The purpose of this step is to decide ‘on the balance of probabilities’ whether a breach of policy, work rules, standards etc has occurred, and accordingly, that some disciplinary action is justified. Note: The question of what type or level of action to take comes next and should be decided only after taking into account any mitigating factors.
Key elements in the consideration process include:
- If new facts have emerged in the explanation, check them out before making a decision. Ensure any further information you gather, that the team member has not seen, is provided to them for comment and further explanation before you make any decisions.
- If there are differing versions of events then, after investigating as much as you reasonably can, you are entitled to decide which version or explanation is more likely to be true. This is called the ‘balance of probabilities’ test.
- Your consideration must be ‘unbiased’ and ‘objective’ so if the employees explanation is that you provoked their action, you should get your manager to review the situation.
- Your consideration of the findings from your investigation must be made with an open mind. Your decision can be successfully challenged if it is found to be predetermined, biased or not supported by the facts.
Your decision finally is whether, on the balance of probabilities:
- A breach of our standards, Work Rules, policies or a term or condition of our employment agreement has occurred; or
- The behaviour that has been established ‘on the balance of probabilities’ during the investigation is a breach of our values / behaviours.
- Note: The decision you make does not have to be proven ‘beyond all reasonable doubt’ as in a criminal court.

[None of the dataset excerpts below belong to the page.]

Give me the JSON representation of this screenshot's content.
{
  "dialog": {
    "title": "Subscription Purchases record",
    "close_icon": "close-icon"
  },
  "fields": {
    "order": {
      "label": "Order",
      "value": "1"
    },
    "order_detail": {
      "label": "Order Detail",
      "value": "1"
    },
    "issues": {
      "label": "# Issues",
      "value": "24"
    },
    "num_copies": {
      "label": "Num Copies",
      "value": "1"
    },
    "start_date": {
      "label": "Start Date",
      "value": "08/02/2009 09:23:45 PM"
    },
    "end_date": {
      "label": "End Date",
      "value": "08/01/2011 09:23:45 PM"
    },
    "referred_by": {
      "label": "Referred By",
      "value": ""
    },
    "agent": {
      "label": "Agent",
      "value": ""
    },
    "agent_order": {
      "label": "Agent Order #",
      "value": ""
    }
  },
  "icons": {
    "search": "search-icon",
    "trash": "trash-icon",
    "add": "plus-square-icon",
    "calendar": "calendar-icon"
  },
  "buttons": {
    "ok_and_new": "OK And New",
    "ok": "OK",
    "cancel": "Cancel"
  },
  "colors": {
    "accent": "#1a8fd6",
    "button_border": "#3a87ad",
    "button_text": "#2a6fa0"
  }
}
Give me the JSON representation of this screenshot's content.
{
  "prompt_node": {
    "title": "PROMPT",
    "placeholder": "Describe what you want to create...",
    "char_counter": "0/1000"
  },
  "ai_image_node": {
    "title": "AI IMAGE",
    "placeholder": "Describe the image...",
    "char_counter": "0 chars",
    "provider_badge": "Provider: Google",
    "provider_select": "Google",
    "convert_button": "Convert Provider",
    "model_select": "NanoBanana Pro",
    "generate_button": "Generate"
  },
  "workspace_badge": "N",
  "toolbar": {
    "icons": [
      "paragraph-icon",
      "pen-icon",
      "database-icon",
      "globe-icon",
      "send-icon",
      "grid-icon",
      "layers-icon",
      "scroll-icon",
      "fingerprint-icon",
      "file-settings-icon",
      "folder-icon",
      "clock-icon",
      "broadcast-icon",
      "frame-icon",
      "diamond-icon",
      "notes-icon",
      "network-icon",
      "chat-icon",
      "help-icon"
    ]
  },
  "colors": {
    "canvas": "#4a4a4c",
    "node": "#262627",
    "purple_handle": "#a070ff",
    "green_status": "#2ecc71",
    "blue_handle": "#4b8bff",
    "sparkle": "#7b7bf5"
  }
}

Unsubstantiated allegation
If an acceptable explanation is given by the team member, they should be told this and allowed to resume work on the same terms of employment as applied before the incident arose. When an allegation is unsubstantiated, no action will be taken against the team member. Organisational Development and Capability will confirm this with the team member in writing.
Substantiated allegation
If the allegation is substantiated – a breach of our work rules, employment agreement, standards etc has occurred’ the next step is to consider what level and type of action you should take in response. In making that decision, you will be taking into account any mitigating circumstances.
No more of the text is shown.